After saying that, Toshiro once again ate a Dango filled with mayonnaise.

"That's really amazing. A man who can even eat his own child is worthy of being the Shinsengumi vice-captain!" Kawaki whispered into Sogo's ear.

"After all, he's the Shinsengumi vice-captain!" Sogo sighed softly, "I can hear Hijikata Jugo's screams~ But Hijikata-san really doesn't care~."

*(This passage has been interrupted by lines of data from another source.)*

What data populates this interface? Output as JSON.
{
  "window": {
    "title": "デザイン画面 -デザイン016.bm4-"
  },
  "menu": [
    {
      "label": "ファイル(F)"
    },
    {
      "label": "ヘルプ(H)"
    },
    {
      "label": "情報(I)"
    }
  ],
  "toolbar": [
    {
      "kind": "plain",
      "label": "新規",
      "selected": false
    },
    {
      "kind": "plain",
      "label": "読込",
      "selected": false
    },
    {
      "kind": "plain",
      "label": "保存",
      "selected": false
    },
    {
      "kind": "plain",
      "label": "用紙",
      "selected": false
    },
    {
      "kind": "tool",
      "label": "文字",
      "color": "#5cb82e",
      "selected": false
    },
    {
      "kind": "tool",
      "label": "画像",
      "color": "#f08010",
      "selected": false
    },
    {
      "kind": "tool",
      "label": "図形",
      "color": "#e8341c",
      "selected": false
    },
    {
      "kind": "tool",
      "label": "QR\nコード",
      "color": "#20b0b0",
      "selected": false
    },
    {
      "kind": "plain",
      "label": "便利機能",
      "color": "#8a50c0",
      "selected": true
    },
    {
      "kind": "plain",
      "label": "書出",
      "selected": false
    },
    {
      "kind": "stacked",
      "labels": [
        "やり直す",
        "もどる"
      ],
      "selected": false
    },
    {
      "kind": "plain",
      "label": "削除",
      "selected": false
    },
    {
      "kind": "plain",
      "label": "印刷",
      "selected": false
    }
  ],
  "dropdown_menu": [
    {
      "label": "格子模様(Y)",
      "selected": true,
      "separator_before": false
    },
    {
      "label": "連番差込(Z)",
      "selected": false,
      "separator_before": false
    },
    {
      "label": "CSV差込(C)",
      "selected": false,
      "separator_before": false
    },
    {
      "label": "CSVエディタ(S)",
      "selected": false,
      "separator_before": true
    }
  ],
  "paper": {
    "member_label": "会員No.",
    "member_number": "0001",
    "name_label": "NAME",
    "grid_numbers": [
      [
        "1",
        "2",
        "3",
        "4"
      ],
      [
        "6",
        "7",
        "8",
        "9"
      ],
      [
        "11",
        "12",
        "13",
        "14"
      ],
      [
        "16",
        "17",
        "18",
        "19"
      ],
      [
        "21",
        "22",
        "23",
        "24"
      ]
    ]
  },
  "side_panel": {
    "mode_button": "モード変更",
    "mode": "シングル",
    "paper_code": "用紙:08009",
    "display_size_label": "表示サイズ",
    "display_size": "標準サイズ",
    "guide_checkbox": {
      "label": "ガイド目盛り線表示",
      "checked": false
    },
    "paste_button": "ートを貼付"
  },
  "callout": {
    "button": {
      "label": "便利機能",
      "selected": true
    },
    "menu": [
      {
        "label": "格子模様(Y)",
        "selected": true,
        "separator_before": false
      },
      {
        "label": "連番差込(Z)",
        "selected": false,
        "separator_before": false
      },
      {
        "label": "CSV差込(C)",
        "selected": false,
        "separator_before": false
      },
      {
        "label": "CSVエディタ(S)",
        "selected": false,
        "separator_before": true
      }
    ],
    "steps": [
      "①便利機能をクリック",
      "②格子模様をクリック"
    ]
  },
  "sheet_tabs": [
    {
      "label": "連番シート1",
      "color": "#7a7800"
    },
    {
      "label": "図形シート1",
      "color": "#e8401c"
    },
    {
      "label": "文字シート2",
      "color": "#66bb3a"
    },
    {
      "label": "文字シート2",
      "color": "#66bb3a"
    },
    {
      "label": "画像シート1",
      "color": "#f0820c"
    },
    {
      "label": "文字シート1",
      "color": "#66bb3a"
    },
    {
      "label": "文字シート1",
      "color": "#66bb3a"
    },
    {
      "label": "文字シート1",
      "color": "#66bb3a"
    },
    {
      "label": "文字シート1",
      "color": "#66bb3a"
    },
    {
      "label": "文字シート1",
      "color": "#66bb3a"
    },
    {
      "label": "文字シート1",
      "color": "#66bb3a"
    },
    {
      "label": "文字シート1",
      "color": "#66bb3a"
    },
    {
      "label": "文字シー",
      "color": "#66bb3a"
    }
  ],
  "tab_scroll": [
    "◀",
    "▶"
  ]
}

"I heard everything! And why did you give my son a name without permission!"

"You are wrong~ Sogo-kun, that is not Jugo's scream, but Juroku's scream." Kawaki corrected, but his tone really made Toshiro angrier.

However, right at this moment, the sound of a baby crying suddenly rang out, startling Toshiro.

"What's going on?!"

"Looks like you heard it too. That's right; it was the sound of Juhachi's crying! Because he saw his two brothers being sent into your mouth by you!" Kawaki nodded and explained.